The program, Calc, is a part of OpenOffice, the open-source business applications suite. The suite’s available on several different operating systems, including Windows, Mac OS, and Linux. Like other OpenOffice applications, Calc is free of license fees. It can also be downloaded and installed on as many PCs as a user or enterprise requires.
Calc includes spreadsheet capabilities that are roughly equivalent to Excel’s featured set. The rival application also offers several facets that aren’t available on Microsoft’s product, such as the ability to automatically define a series for graphing based on the layout of the user’s data. Calc can load and run most Excel spreadsheets and save spreadsheets in Excel format. The program can also save spreadsheets as PDF files or in the Open Document Format, an international standard developed by the Organization for the Advancement of Structured Information Standards.
Causey began using Calc about four years ago. At the time, he started to experiment with a version of Linux that included OpenOffice. He feels that Calc’s strongest asset, besides its cost, is its ability to efficiently and faithfully copy material between Calc and other OpenOffice applications. That material can include word processing, presentation, and database programs. “That’s supposed to be Microsoft’s strength, but it’s actually easier in OpenOffice,” Causey says. “Things look they way they ought to, and there’s no problem with the programs crashing.”
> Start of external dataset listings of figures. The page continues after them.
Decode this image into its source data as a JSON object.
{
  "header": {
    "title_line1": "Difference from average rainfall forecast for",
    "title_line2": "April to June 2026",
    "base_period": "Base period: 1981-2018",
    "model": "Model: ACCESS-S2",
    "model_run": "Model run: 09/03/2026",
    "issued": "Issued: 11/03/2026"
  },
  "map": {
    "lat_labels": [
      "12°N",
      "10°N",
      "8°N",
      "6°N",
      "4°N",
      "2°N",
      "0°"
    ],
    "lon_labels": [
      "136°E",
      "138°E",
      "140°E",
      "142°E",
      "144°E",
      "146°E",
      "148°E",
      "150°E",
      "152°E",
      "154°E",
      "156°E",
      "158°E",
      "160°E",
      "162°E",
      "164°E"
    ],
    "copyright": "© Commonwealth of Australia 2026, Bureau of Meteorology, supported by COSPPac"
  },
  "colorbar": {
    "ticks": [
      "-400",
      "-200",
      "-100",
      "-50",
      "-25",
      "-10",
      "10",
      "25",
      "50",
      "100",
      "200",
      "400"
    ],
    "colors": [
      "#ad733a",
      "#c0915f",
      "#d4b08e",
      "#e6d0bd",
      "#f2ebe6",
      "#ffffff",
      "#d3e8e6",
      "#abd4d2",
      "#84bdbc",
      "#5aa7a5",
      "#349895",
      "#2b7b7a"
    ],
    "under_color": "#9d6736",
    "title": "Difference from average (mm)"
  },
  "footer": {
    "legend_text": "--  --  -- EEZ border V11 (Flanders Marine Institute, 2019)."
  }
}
Another merit of OpenOffice is that it doesn’t show its seams. “Microsoft Office is a collection of originally separate programs that have been kind of melded together, but they don’t mesh all that well,” says Bruce Byfield, an open-source software writer and analyst in Burnaby, B.C., Canada. “All of the different OpenOffice applications have been designed to run together, since they share the same code.”
Causey says he’s found Calc to be “99 percent identical” to Excel. But he notes that there are some frustrating differences between the applications. For instance, despite several updates and revisions over the years, Calc’s basic charting functions remain problematic, Causey says. “Excel is still ahead of Calc on that, particularly in formatting and customization.”
Causey, a CPA, is also annoyed by Calc’s inability to supply a standard accounting format, as Excel does. “I’ve had to work around that, which means using some of the little tricks that I used with Excel a couple of versions ago before they implemented the accounting format,” he says.
Excel may also be a tad faster than Calc, Byfield says. “Calc has traditionally been a little slower at some of the really advanced calculations,” he says. “I don’t think that the average office user or home user would notice those limitations, though.”
Switching from Excel to Calc doesn’t require a major retraining effort, says John McCreesh, an OpenOffice.org’s representative located in Edinburgh, Scotland. “Both Calc and Excel do all of the stuff you would expect a powerful spreadsheet to do,” he says. “Anyone who’s used Excel can sit down and use Calc and vice versa.”
Causey’s final judgment on Calc is simple. “I’m using it, so I must like it,” he says.